🤖 AI Summary
This study systematically evaluates the capabilities of generative AI in professional architectural design tasks—specifically technical drawing interpretation, 3D CAD model synthesis, and precise spatial assembly—requiring deep domain knowledge. Method: We employ multimodal prompting, 2D/3D architectural representation parsing, and automated CAD script generation, conducting the first comparative assessment of GPT-4o and Claude 3.5 on 3D reconstruction of Palladian architectural case studies, augmented with an iterative self-correction mechanism. Contribution/Results: Claude 3.5 significantly outperforms GPT-4o in spatial component assembly accuracy and self-revision capability; both models generate semantically plausible architectural elements but consistently fail to recover complex geometric constraints and topological relationships.

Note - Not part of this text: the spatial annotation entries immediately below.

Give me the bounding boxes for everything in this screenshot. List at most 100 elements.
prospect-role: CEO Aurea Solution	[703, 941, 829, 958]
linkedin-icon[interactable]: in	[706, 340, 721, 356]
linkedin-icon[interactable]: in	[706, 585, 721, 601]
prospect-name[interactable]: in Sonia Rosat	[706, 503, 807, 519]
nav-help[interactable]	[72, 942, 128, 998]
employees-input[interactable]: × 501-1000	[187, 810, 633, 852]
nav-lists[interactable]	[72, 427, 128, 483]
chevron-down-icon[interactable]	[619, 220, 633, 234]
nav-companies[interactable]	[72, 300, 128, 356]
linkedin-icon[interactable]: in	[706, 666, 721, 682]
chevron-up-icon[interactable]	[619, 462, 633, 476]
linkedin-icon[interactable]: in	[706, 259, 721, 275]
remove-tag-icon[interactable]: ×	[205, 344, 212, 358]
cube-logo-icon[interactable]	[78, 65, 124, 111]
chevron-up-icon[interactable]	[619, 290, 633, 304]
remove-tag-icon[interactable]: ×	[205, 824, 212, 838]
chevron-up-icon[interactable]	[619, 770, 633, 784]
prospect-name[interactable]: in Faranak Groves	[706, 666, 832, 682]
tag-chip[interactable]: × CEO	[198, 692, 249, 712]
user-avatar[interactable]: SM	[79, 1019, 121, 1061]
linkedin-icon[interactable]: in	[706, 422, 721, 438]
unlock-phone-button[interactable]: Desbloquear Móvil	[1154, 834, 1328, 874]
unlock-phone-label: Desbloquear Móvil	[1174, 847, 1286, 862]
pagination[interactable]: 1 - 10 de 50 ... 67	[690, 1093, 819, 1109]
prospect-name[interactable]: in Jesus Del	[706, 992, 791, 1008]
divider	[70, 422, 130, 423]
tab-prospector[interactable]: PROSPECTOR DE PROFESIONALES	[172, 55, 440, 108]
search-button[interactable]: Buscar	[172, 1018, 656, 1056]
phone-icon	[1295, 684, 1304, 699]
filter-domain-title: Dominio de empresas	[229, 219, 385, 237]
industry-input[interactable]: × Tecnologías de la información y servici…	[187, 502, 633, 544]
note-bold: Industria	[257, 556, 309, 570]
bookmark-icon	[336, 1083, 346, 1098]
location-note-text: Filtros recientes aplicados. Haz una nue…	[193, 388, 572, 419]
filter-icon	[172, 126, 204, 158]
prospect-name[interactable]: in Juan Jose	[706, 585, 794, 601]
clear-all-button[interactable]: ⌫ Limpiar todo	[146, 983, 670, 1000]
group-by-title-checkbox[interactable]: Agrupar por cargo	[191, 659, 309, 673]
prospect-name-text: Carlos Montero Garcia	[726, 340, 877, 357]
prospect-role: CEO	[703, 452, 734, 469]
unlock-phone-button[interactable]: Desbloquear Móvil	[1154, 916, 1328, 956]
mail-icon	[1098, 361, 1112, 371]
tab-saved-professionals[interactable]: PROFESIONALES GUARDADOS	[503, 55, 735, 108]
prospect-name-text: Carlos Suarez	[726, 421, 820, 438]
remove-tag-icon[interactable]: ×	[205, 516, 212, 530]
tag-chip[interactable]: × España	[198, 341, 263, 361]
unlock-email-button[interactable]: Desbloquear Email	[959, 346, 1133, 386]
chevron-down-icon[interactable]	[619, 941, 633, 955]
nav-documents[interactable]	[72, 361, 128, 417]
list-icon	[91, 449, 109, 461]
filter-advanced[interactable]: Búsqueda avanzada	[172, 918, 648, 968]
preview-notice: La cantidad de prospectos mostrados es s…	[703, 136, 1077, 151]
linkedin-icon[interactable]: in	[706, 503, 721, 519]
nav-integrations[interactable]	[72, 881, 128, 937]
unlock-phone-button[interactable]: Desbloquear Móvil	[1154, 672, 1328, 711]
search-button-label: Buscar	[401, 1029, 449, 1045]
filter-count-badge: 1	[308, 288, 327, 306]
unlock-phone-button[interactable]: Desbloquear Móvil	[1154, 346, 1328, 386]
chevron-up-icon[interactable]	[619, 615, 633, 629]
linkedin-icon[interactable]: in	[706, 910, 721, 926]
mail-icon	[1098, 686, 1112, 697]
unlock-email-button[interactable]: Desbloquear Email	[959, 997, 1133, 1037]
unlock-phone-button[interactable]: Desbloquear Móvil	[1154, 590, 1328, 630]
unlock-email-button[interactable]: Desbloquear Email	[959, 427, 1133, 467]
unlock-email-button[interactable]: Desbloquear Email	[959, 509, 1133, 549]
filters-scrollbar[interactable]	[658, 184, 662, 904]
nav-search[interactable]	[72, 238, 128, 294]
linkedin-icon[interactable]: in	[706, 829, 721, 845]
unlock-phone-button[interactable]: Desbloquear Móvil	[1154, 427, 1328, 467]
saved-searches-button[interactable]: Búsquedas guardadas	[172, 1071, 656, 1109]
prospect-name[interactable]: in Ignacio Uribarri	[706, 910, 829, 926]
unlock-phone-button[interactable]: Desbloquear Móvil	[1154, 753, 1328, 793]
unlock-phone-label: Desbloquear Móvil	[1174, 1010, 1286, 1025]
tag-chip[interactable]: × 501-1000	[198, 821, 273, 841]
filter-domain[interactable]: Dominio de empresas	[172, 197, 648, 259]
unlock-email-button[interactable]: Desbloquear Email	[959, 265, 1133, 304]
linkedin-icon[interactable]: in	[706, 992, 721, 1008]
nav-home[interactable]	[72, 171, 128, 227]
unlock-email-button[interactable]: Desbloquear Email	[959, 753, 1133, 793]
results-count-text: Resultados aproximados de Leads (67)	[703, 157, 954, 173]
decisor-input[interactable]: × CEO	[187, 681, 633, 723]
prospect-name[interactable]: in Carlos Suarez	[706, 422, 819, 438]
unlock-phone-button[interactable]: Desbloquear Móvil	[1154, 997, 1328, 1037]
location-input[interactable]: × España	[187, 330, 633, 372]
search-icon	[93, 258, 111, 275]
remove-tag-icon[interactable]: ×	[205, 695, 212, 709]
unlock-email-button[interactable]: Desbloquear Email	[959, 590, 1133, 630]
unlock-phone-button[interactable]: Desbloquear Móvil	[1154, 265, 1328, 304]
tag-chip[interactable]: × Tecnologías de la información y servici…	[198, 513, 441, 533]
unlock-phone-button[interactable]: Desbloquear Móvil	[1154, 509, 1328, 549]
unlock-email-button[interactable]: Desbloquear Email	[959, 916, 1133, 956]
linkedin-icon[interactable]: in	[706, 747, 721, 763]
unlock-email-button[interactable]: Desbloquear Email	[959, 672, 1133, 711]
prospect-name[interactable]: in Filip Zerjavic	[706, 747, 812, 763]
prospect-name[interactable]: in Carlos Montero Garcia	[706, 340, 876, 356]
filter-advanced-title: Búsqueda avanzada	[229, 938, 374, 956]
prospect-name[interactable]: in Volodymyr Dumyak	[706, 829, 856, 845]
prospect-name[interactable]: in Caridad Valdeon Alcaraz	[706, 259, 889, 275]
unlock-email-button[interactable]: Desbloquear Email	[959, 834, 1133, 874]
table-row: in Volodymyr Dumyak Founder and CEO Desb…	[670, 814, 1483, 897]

The work identifies key potentials and structural limitations of multimodal large language models as architectural co-designers, establishing a novel evaluation paradigm for domain-specific AI in architecture.
📝 Abstract
Recent advancements in multimodal Generative AI have the potential to democratize specialized architectural tasks, such as interpreting technical drawings and creating 3D CAD models, which traditionally require expert knowledge. This paper presents a comparative evaluation of two systems: GPT-4o and Claude 3.5, in the task of architectural 3D synthesis. We conduct a case study on two buildings from Palladio's Four Books of Architecture (1965): Villa Rotonda and Palazzo Porto. High-level architectural models and drawings of these buildings were prepared, inspired by Palladio's original texts and drawings. Through sequential text and image prompting, we assess the systems' abilities in (1) interpreting 2D and 3D representations of buildings from drawings, (2) encoding the buildings into a CAD software script, and (3) self-improving based on outputs. While both systems successfully generate individual parts, they struggle to accurately assemble these parts into the desired spatial relationships, with Claude 3.5 demonstrating better performance, particularly in self-correcting its output. This study contributes to ongoing research on benchmarking the strengths and weaknesses of off-the-shelf AI systems in performing intelligent human tasks that require discipline-specific knowledge. The findings highlight the potential of language-enabled AI systems to act as collaborative technical assistants in the architectural design process.